Das Ōkoku Bunko ist ein ehemaliges Wohnhaus mit drei Gebäudeteilen: einem westlich gestalteten Hauptgebäude mit Kunsträumen, einem japanischen Wohnbereich und einem separaten Kunstateliergebäude. Die Anlage liegt im Stadtteil Kinugasa in Kyoto und zeigt Gemälde und Kalligraphie aus verschiedenen Epochen.
Das Haus wurde 1913 als Wohnhaus des Malers Kishima Ōkoku erbaut, der dort lebte und sein Atelier betrieb. Nach seinem Tod wurde es 1940 in eine Stiftung umgewandelt, um sein künstlerisches Vermächtnis für die Öffentlichkeit zu bewahren.
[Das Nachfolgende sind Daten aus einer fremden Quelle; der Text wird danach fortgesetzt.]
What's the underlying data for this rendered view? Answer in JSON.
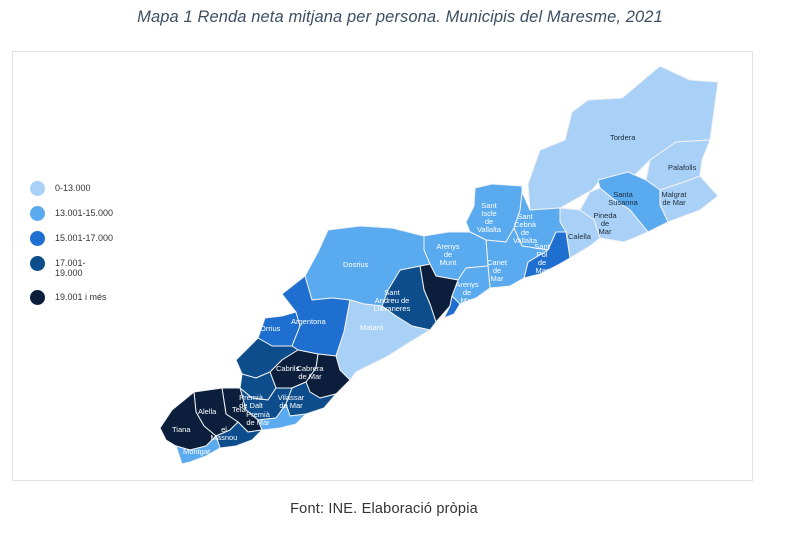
{
  "title": "Mapa 1 Renda neta mitjana per persona. Municipis del Maresme, 2021",
  "source": "Font: INE. Elaboració pròpia",
  "legend": [
    {
      "label": "0-13.000",
      "color": "#a9d1f7"
    },
    {
      "label": "13.001-15.000",
      "color": "#5aaaf0"
    },
    {
      "label": "15.001-17.000",
      "color": "#1e6fd0"
    },
    {
      "label": "17.001-\n19.000",
      "color": "#0d4d8c"
    },
    {
      "label": "19.001 i més",
      "color": "#0b1f3d"
    }
  ],
  "municipalities": {
    "tordera": "Tordera",
    "palafolls": "Palafolls",
    "santa_susanna": "Santa\nSusanna",
    "malgrat": "Malgrat\nde Mar",
    "pineda": "Pineda\nde\nMar",
    "calella": "Calella",
    "sant_iscle": "Sant\nIscle\nde\nVallalta",
    "sant_cebria": "Sant\nCebrià\nde\nVallalta",
    "sant_pol": "Sant\nPol\nde\nMar",
    "canet": "Canet\nde\nMar",
    "arenys_munt": "Arenys\nde\nMunt",
    "arenys_mar": "Arenys\nde\nMar",
    "sant_andreu": "Sant\nAndreu de\nLlavaneres",
    "dosrius": "Dosrius",
    "orrius": "Òrrius",
    "argentona": "Argentona",
    "mataro": "Mataró",
    "cabrils": "Cabrils",
    "cabrera": "Cabrera\nde Mar",
    "vilassar_mar": "Vilassar\nde Mar",
    "premia_dalt": "Premià\nde Dalt",
    "premia_mar": "Premià\nde Mar",
    "teia": "Teia",
    "alella": "Alella",
    "masnou": "el\nMasnou",
    "tiana": "Tiana",
    "montgat": "Montgat"
  }
}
Der Name stammt von dem Künstler Kishima Ōkoku, dessen Wohnhaus und Atelier sich hier befanden. Besucher sehen heute sowohl westliche Architektur mit kunstvollen Details als auch traditionelle japanische Räume nebeneinander.
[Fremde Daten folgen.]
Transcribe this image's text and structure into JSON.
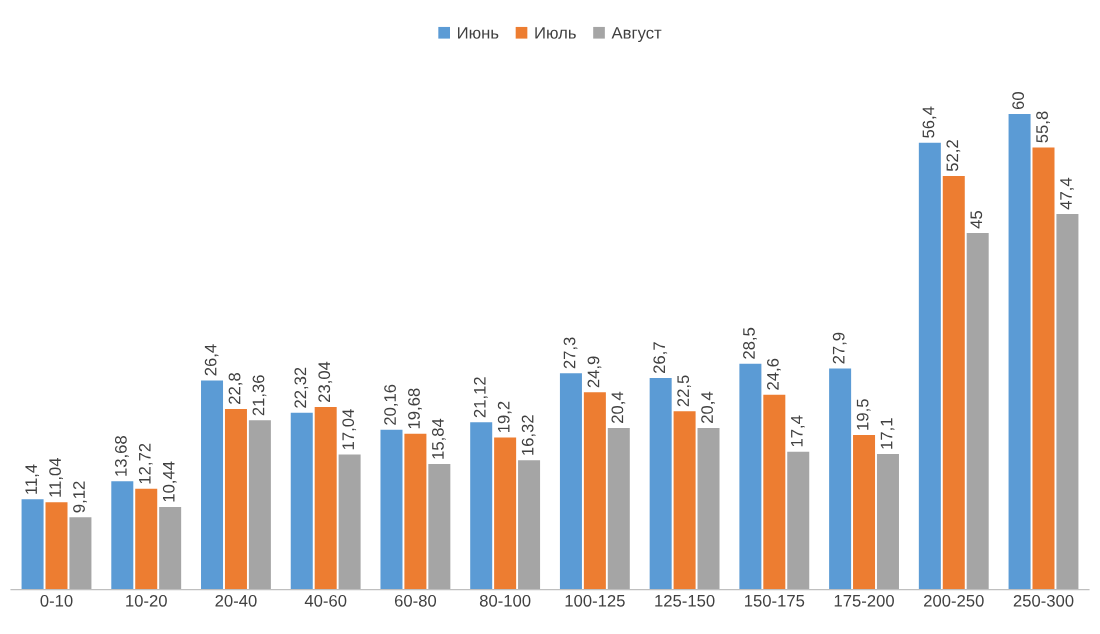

Die Anlage liegt etwa 10 Minuten Fußweg von der Station Kitano-Hakubaicho entfernt, oder Busse der Linien 50, 51, 55, 101, 102, 203 und 205 fahren in die Nähe. Es empfiehlt sich, festes Schuhwerk zu tragen und genug Zeit für den Rundgang durch alle drei Gebäudeteile einzuplanen.
Im Obergeschoss des westlichen Gebäudes bieten die Ausstellungsräume Ausblicke auf den Berg Hiei und die 36 Gipfel der Higashiyama. Die Schiebetüren sind mit handgemalten Farnmustern verziert, ein Details, das zeigt, wie der Künstler selbst seinen Wohnraum gestaltete.